Hello wild ones! Good lord, my thighs have been protesting my every move today. Thursday night I did more squats and lunges, I am paying for them today.
I’ve been doing a lot of self reflection these past few days and I don’t know if I can say I am happy with what has been discovered.
I’m a pessimist. Always self identified as a realist borderline optimist, but a text from my brother made me realize that I have been fooling myself. Monday morning my brother was the one who told me it was more than okay for me to want to leave when I did and an exchange we had has just lingered in my mind. As I pulled away from the cabins I sent off one last text, “If I don’t see you in about 2 hours I’m dead on the road somewhere.” He replied by making sure I had not been drinking and then assuring me I would be fine. Immediately I wanted to text back with, “umm hello. I am in the hill country, winding roads, deer everywhere, crazies on the road,” but stopped short for 2 reasons; 1) I was driving and 2) that line of thinking gave me major pause.
That conversation has been weighing on me. Instead of just thanking my brother for the positive thoughts, my first instinct was to tell him he was wrong and count all the terrible ways I could be killed on my way home. For the first time I realized that there was something wrong with my line of thinking, usually I would just say that I am a worrier and therefore over cautious, but it extends past that. I always leap right to complete and utter destruction. When presented with a any situation I go right for the worst case scenario. This is why when passing through intersections I am always waiting to feel the impact of another vehicle slamming into me. Visions of wrecks, carnage, death, destruction, and horror are on a constant loop in my mind. I constantly have to tell myself that my imagination is just running away from me and talk myself down from the proverbial ledge that I’m always poised on, teetering precariously on the ledge of my own pit of darkness and despair.

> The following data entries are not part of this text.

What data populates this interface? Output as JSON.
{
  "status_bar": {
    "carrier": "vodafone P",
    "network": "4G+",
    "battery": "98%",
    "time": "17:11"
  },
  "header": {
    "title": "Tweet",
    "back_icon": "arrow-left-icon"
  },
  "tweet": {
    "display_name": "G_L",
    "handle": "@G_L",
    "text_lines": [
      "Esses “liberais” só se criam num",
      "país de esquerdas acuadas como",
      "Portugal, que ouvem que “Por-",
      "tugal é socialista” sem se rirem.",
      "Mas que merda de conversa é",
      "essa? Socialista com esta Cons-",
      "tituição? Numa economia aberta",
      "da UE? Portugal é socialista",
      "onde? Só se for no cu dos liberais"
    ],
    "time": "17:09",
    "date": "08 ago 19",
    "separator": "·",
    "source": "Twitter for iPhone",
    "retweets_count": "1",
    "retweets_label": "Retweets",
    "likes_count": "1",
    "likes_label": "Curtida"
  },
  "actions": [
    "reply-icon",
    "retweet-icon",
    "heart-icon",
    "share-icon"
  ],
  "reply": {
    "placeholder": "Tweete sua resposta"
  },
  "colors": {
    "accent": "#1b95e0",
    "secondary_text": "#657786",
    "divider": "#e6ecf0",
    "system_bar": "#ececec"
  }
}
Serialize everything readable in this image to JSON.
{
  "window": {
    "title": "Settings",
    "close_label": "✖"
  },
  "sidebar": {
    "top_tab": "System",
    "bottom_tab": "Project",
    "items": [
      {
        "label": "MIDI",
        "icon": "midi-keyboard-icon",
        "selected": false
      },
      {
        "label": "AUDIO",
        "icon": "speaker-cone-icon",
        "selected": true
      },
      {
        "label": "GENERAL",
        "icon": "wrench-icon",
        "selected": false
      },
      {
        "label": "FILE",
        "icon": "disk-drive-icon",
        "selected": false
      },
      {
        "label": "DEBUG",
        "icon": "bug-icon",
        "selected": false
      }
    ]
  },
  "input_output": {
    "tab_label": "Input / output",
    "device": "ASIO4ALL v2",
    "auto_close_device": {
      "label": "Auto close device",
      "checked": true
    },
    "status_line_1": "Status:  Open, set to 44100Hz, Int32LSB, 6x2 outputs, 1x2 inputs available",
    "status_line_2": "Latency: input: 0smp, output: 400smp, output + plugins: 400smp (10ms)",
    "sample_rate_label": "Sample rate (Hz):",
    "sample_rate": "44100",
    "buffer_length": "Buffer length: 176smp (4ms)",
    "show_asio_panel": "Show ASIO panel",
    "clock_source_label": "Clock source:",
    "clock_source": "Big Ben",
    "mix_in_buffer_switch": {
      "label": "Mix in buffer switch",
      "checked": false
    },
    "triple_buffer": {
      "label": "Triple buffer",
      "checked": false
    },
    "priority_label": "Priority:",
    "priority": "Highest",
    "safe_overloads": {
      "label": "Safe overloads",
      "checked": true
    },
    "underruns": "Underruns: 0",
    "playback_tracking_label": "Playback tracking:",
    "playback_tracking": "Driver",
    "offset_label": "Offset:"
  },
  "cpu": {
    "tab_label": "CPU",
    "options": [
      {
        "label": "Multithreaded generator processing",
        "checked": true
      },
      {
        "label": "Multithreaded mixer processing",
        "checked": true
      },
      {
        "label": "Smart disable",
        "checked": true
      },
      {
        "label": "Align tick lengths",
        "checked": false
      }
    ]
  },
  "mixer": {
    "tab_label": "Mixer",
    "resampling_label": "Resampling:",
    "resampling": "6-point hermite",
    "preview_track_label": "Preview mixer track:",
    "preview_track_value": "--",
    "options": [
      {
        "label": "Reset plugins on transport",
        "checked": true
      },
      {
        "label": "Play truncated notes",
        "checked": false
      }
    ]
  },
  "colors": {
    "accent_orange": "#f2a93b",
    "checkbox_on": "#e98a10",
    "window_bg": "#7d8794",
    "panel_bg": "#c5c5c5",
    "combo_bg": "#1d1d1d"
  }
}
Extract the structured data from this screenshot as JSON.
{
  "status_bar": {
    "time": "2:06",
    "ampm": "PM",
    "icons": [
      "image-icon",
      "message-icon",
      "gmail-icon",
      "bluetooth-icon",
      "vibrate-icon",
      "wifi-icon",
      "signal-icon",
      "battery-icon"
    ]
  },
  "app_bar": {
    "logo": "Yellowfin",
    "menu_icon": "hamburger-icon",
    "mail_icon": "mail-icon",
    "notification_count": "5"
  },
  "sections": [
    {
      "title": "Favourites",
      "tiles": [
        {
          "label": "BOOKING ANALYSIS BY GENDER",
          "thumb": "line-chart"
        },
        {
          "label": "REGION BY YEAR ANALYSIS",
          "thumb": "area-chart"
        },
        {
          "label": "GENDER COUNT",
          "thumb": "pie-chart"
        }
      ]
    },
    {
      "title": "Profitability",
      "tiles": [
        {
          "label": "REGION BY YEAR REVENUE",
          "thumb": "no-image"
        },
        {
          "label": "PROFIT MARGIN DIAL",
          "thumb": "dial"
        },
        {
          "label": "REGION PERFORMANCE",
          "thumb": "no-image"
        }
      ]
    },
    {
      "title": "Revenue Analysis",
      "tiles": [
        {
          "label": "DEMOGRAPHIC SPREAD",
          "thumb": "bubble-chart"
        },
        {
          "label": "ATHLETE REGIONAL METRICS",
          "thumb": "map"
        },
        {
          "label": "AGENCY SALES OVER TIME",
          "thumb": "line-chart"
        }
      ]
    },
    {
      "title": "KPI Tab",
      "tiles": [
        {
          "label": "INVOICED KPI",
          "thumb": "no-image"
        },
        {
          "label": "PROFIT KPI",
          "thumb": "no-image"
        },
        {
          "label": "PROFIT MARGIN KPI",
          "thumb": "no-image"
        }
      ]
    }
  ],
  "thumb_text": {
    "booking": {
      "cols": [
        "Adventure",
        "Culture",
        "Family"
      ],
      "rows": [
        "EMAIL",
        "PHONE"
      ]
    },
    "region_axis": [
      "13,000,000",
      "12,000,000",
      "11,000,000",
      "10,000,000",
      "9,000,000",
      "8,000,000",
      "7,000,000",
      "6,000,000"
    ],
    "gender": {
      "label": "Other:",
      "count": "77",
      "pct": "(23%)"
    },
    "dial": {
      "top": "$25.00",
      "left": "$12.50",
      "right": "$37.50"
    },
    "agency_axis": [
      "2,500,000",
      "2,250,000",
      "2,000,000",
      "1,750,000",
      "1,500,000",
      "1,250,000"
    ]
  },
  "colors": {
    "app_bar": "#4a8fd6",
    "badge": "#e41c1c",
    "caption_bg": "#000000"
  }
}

I don’t know if there is a way to change that part of me, but I wish I could. It would be nice to throw caution to the wind without worrying about that wind turning into a tornado. Maybe this is why I am now battling with my mood swings. Have I’ve been faking a happy facade? Has the energy I’ve put into that facade finally run out and now it’s just getting harder and harder to suppress the natural angst inside. Maybe I’m just dramatic. This line of thinking makes me want to ask everyone I know if they think I am a happy person, I always thought I was, but now I’m just not sure. This feeling of being unsure of who I am is wearing on me. And now I’m crying again.
I want to know who I am. But I’m scared. What if I don’t like who I really am? What do I do if I discover a broken individual buried beneath the rubble and I don’t like her? Will I have the strength to bury her again? I don’t want to be scared anymore.
My instinct here is to make a joke about my feelings, I’ve been doing that for so long it just feels natural. Already had a line typed out to dismiss the cloud of morose thoughts hovering, but today I decided to be honest and not give myself an out to make fun of my own feelings.
I hope you are all well.
Until tomorrow, stay wonderfully wild!